Заскрипела койка и, кашляя, адъютант вышел из землянки. Семёнову показалось, что тот отсутствовал вечность, он хотел было встать или крикнуть, но в это время в светлом прямоугольнике двери появился силуэт человека.
— Дивизион Норкина подходит, — сиплым голосом доложил адъютант.
— С луны он, что ли, свалился? Рано еще ему…
— Уже позывными обменялся.
Семёнов быстро оделся и вышел из землянки. По реке плыли редкие, почти прозрачные пятна тумана. Среди них плотным строем клина шли катера. «Ишь, как отражал атаку, так и сюда пришел», — подумал Семёнов. Сейчас он, старый моряк, забыл о своих чувствах к Норкину и на все смотрел глазами профессионала. Молодцы! Такое расстояние прошли, а порядочек образцовый!
Катера, сбавив ход, подходили к берегу. Семёнов нахмурился и скрылся в землянке, бросив через плечо:
— Шурка, лампу!
Керосиновая лампа принесена. Красноватый язычок пламени вздрагивал в закопченном стекле. Семёнов достал из зеленого ящика-сейфа первую подвернувшуюся под руку папку с документами и сделал вид, что очень занят изучением боевой документации, а сам прислушивался.
Вот заглушили мотор последнего катера. На берегу сдержанный говор. Значит, уже встретились с гвардейцами, обнимаются, делятся впечатлениями… Кто-то быстро поднимается к землянке.
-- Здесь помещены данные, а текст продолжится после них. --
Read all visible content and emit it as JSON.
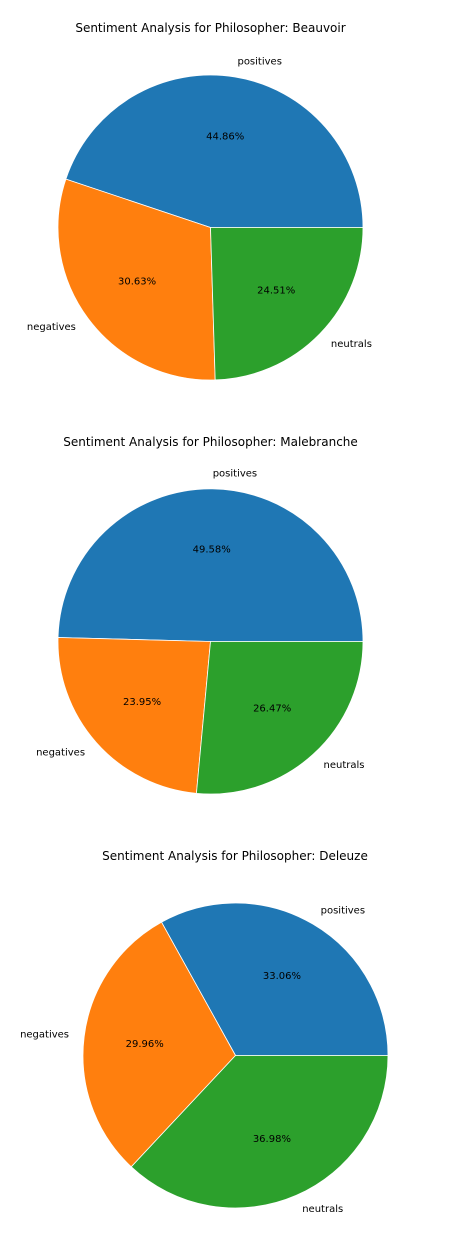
{
  "chart_data": [
    {
      "type": "pie",
      "title": "Sentiment Analysis for  Philosopher: Beauvoir",
      "categories": [
        "positives",
        "negatives",
        "neutrals"
      ],
      "values": [
        44.86,
        30.63,
        24.51
      ],
      "value_labels": [
        "44.86%",
        "30.63%",
        "24.51%"
      ],
      "colors": [
        "#1f77b4",
        "#ff7f0e",
        "#2ca02c"
      ],
      "start_angle_deg": 0,
      "direction": "counterclockwise"
    },
    {
      "type": "pie",
      "title": "Sentiment Analysis for  Philosopher: Malebranche",
      "categories": [
        "positives",
        "negatives",
        "neutrals"
      ],
      "values": [
        49.58,
        23.95,
        26.47
      ],
      "value_labels": [
        "49.58%",
        "23.95%",
        "26.47%"
      ],
      "colors": [
        "#1f77b4",
        "#ff7f0e",
        "#2ca02c"
      ],
      "start_angle_deg": 0,
      "direction": "counterclockwise"
    },
    {
      "type": "pie",
      "title": "Sentiment Analysis for  Philosopher: Deleuze",
      "categories": [
        "positives",
        "negatives",
        "neutrals"
      ],
      "values": [
        33.06,
        29.96,
        36.98
      ],
      "value_labels": [
        "33.06%",
        "29.96%",
        "36.98%"
      ],
      "colors": [
        "#1f77b4",
        "#ff7f0e",
        "#2ca02c"
      ],
      "start_angle_deg": 0,
      "direction": "counterclockwise"
    }
  ]
}
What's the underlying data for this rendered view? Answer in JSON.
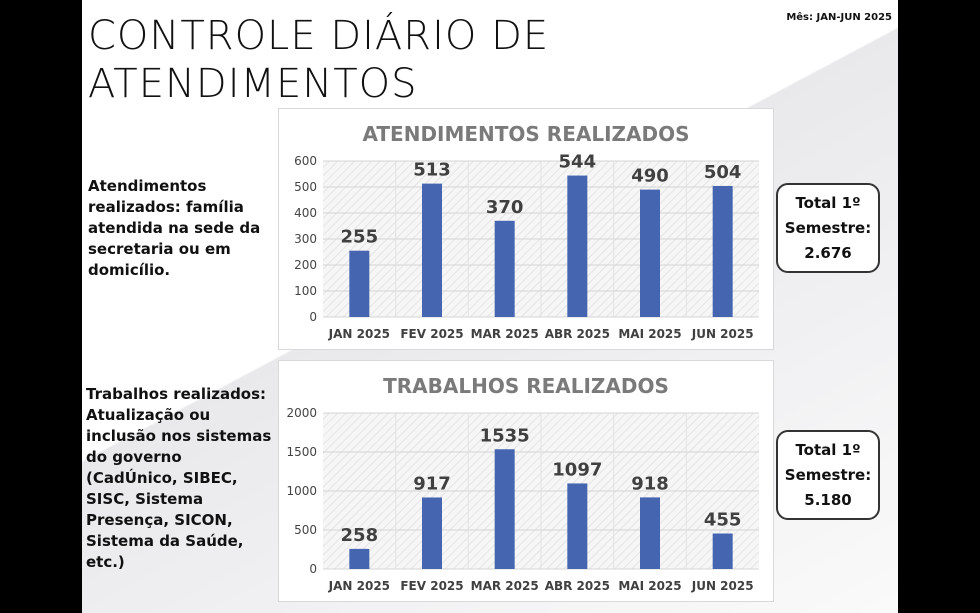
{
  "title_line1": "CONTROLE  DIÁRIO  DE",
  "title_line2": "ATENDIMENTOS",
  "month": "Mês: JAN-JUN 2025",
  "desc1": "Atendimentos realizados: família atendida na sede da secretaria ou em domicílio.",
  "desc2": "Trabalhos realizados: Atualização ou inclusão nos sistemas do governo (CadÚnico, SIBEC, SISC, Sistema Presença, SICON, Sistema da Saúde, etc.)",
  "total1": {
    "line1": "Total 1º",
    "line2": "Semestre:",
    "value": "2.676"
  },
  "total2": {
    "line1": "Total 1º",
    "line2": "Semestre:",
    "value": "5.180"
  },
  "bar_color": "#4665b0",
  "chart_data": [
    {
      "type": "bar",
      "title": "ATENDIMENTOS REALIZADOS",
      "categories": [
        "JAN 2025",
        "FEV 2025",
        "MAR 2025",
        "ABR 2025",
        "MAI 2025",
        "JUN 2025"
      ],
      "values": [
        255,
        513,
        370,
        544,
        490,
        504
      ],
      "ylim": [
        0,
        600
      ],
      "yticks": [
        0,
        100,
        200,
        300,
        400,
        500,
        600
      ],
      "grid": true
    },
    {
      "type": "bar",
      "title": "TRABALHOS REALIZADOS",
      "categories": [
        "JAN 2025",
        "FEV 2025",
        "MAR 2025",
        "ABR 2025",
        "MAI 2025",
        "JUN 2025"
      ],
      "values": [
        258,
        917,
        1535,
        1097,
        918,
        455
      ],
      "ylim": [
        0,
        2000
      ],
      "yticks": [
        0,
        500,
        1000,
        1500,
        2000
      ],
      "grid": true
    }
  ]
}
— Капитан первого ранга отдыхает? Семёнов узнает голос Норкина.
— Какой там отдых! — ворчит Шурка. — С вечера не ложился. Работа!
Семёнов одобрительно крякает и перелистывает страницу. Молодец, Шурка! — Доложите ему о нашем прибытии. — Давно доложено. У нас не как у других служба поставлена.
Ну разве не золото Шурка!? На все у него готовый ответ, и не просто так, а в самую точку!